At this time, there were very few printed books of lute music in existence. A great deal of music was kept in handwritten manuscripts collated by enthusiastic amateurs or students. Often, these sources are plagued by an unclear hand, small mistakes and a lack of attention to detail. In this regard, Brahe’s lute book is no exception. For this reason, the present recording includes pieces as they appear in the source alongside more ornamented versions of the same pieces. These pieces too doubtless formed an integral part of Brahe’s musical landscape.

The majority of the works in this collection are dances, such as ballets, galliards, pavanes and courants. The music is typical of much 17th-century Central-European lute repertoire. French, English and German works are particularly well represented. Of all the composers featured, John Dowland has the most individual works in the lute book, five in total.
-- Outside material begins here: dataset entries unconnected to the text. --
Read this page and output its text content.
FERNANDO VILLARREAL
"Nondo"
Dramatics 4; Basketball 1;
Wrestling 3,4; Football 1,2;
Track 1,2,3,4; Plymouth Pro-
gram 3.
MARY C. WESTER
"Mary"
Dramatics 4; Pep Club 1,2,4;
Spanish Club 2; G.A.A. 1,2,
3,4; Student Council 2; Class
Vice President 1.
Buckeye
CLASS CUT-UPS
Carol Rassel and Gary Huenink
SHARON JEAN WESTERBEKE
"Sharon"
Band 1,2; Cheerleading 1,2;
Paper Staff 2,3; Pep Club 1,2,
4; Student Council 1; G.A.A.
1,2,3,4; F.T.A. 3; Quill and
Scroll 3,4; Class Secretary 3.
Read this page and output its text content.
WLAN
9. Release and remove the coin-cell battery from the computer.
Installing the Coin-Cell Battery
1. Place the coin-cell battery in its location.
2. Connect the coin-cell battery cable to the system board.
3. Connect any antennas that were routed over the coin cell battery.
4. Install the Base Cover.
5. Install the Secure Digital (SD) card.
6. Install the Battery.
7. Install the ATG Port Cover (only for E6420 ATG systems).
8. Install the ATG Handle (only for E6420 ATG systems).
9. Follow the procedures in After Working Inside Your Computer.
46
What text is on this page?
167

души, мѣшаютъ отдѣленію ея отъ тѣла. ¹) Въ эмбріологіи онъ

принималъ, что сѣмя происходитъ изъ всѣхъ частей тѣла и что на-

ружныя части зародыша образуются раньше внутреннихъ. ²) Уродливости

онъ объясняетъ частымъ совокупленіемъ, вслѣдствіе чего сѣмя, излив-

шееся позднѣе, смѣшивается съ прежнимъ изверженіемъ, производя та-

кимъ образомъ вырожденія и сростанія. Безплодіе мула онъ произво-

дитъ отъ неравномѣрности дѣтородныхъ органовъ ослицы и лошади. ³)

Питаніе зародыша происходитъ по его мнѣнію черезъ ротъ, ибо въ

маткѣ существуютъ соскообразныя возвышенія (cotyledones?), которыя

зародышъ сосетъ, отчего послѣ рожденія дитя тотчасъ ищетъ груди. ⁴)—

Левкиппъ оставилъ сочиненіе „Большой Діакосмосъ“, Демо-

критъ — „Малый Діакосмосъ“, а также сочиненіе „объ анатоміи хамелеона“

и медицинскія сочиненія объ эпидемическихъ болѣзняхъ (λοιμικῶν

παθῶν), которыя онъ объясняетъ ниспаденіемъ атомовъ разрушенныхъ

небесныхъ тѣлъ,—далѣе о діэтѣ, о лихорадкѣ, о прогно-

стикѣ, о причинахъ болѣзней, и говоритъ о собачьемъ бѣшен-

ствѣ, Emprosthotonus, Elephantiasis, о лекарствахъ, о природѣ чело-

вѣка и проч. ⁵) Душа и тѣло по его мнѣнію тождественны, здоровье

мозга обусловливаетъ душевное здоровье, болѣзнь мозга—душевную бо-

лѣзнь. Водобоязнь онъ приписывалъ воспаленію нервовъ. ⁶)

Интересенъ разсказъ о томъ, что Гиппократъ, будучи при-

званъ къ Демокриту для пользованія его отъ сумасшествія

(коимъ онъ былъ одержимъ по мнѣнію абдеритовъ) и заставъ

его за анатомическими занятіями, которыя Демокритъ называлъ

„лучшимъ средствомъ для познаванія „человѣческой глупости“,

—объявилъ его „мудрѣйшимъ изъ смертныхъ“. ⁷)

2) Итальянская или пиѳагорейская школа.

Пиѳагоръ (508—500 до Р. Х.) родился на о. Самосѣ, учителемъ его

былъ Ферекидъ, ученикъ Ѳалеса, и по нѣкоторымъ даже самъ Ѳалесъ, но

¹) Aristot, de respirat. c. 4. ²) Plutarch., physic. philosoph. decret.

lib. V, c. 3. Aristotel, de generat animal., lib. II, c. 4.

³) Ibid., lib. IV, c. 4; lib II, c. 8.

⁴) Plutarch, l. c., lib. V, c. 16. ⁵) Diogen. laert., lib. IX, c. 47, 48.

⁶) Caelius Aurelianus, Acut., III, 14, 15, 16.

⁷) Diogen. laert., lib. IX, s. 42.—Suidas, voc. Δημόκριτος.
Dowland worked at the Danish court at the turn of the 16th and 17th centuries, and his music was still popular some twenty years later. English musical and theatrical groups travelled through northern Germany and Poland in the early 17th century, a fact that may partly explain the preponderance of English music in Brahe’s lute book. Curiously, there are no examples of Swedish or other Nordic music in the collection.

The manuscript contains several lute arrangements of well-known chorale melodies, here presented in lute tablature. Brahe was a Lutheran, and Giessen was a key site of Lutheran instruction. As such, it is not surprising that among these chorale melodies we find A Mighty Fortress is Our God (25, ‘Ein feste Burg ist unser Gott’), the so-called ‘battle hymn of the Reformation’, and From Heaven Above to Earth I Come (29, ‘Vom Himmel hoch, da komm ich her’). The present intabulations of these chorale melodies are very decorative and, as such, quite unique in the extant lute literature. The collection also contains a number of works for which there are no known concordances in other sources. Such works include Charles Boquet’s ‘Lamentatio’ and the anonymous ‘Phantasia’, in which the lute is tuned, quite exceptionally, to a Bb-major chord.